On Instagram, Shah walked viewers through part one of his vaccination. First, vaccine recipients must fill out a form that asks if they have COVID-19 symptoms or were exposed to an infected individual. According to Shah, if a person is knowingly COVID-positive, they should wait until they’re negative to be vaccinated.
“What we don’t want is someone who’s actively sick to receive the vaccine because it may alter your immune response,” he said. “We’d rather you recover from what you have ongoing and then take the vaccine.”
Next, Shah was given his vaccination card, which includes his name, demographics, type of vaccine (Pfizer or Moderna), date of administration and the date he was set to return for his second dose. He recommended that people take a picture of the card in case they lose the original. Finally, he was vaccinated, boasting a calm, laid-back demeanor the entire time.
“No one’s arm has fallen off so far,” he said with a laugh as the vaccine administrator broke the sad news that only plain BandAids were on hand.
After sitting in a designated observation area for 15 minutes and having no bad reaction, Shah was free to go. Some may experience low-grade fever and chills, but this typically goes away within a day or two. Shah was given the second dose of the Pfizer vaccine about three weeks later and had no negative side effects.
For those with an innate fear of needles, Shah shared some advice.
“It’s such a small needle and you can barely feel it going in,” he said. “The best advice is to think about, would you rather have COVID and the potential effects that you can have from COVID and possibly post-COVID syndrome? Or a relatively quite well-tolerated vaccine given through a very small needle? Think about why you’re taking the vaccine.”
As for those who are fearful of the vaccine because of its record-breaking turnaround time (most vaccines are tested for at least two years), Shah encouraged them to look at the bigger picture.

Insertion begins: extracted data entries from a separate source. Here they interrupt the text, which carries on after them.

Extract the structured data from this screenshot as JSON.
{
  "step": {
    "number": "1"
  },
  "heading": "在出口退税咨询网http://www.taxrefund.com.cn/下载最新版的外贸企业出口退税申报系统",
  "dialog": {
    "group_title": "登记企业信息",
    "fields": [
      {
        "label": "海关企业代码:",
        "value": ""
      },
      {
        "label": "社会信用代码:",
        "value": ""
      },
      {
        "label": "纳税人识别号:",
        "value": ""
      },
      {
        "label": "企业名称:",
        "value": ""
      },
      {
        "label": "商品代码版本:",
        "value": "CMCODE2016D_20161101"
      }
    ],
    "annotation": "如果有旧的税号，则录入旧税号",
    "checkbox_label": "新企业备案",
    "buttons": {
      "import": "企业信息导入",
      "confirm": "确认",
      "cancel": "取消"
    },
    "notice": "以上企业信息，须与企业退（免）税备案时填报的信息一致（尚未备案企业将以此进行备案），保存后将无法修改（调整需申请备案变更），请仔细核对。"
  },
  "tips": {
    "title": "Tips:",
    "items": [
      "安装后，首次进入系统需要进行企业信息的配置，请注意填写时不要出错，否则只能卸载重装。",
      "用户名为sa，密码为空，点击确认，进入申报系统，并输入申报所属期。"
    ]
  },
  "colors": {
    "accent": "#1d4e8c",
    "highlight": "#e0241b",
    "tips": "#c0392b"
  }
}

“We don’t have that kind of time with this pandemic. Too many people are affected,” he said. “If I get the virus, there’s a pretty significant chance that I could potentially get sick. However, given the vaccine, we know from the large trials that the likelihood of getting a severe illness is next to nothing.”

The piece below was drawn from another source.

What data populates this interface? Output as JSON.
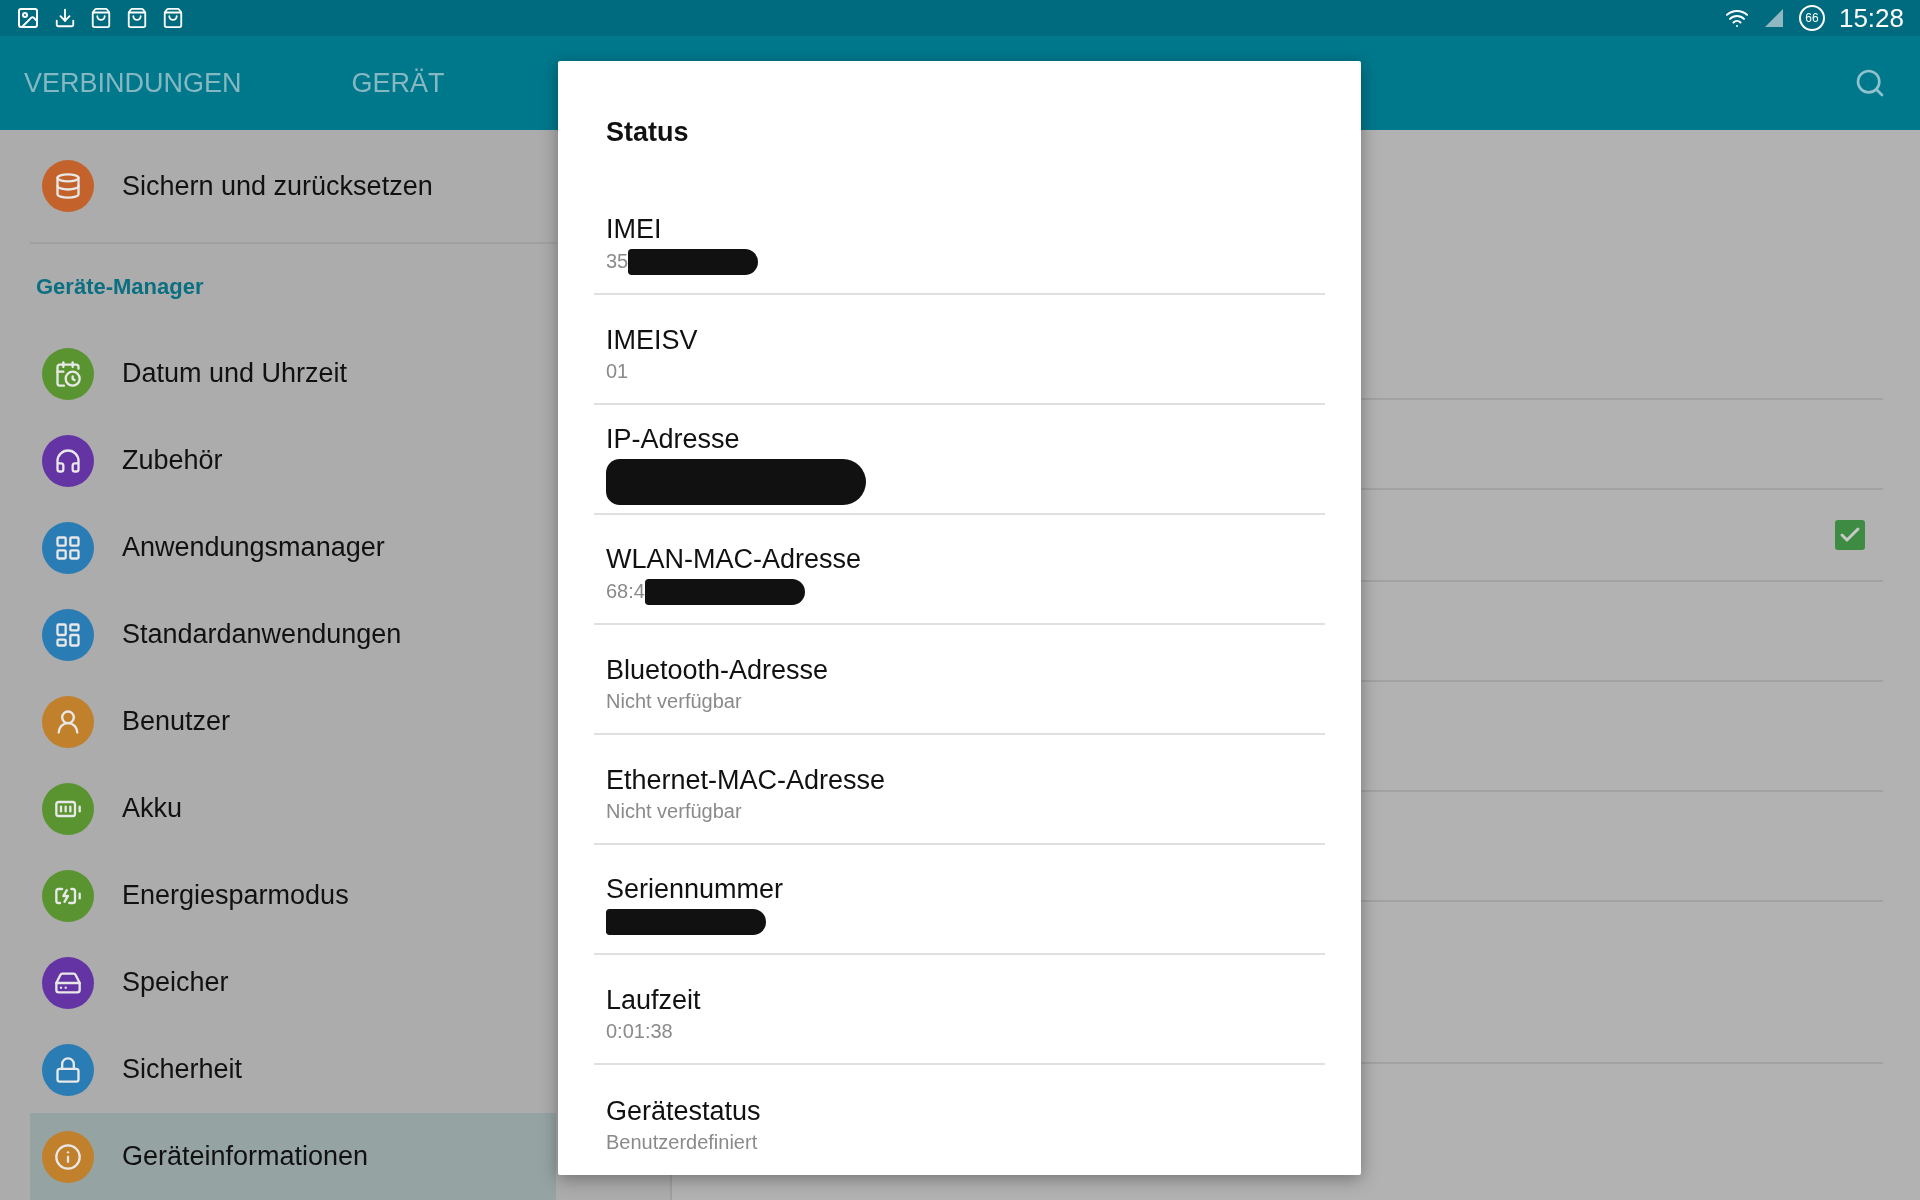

Once an individual is fully vaccinated, Shah stressed the importance of continuing COVID-19 mitigation efforts, especially mask-wearing and social distancing.
“We still need to behave responsibly. We still need to mask until the authorities say that it’s OK to take our masks off in public,” Shah said. “The reason being is, we still need to curb this pandemic. We still need to make sure there are enough people that have been vaccinated so that we’re all immune. I pray for that day. We’re all praying for that day. More to come, but if we achieve enough immunity, I don’t see why we wouldn’t be able to.”
When asked whether the COVID vaccine must be received annually like the flu shot, Shah said it’s a “great unknown” as health professionals continue to learn about this novel virus.
Currently, Pennsylvania is in Phase 1A of vaccine distribution, which includes essential healthcare workers and long-term care residents and staff. Those in Phases 1B and 1C, slated to begin sometime in February, are able to pre-register. These groups include older adults and a broader selection of essential workers, such as school staff, grocery store workers and public transit employees. More information can be found at covid19-vaccine-bucksgis.hub.arcgis.com/.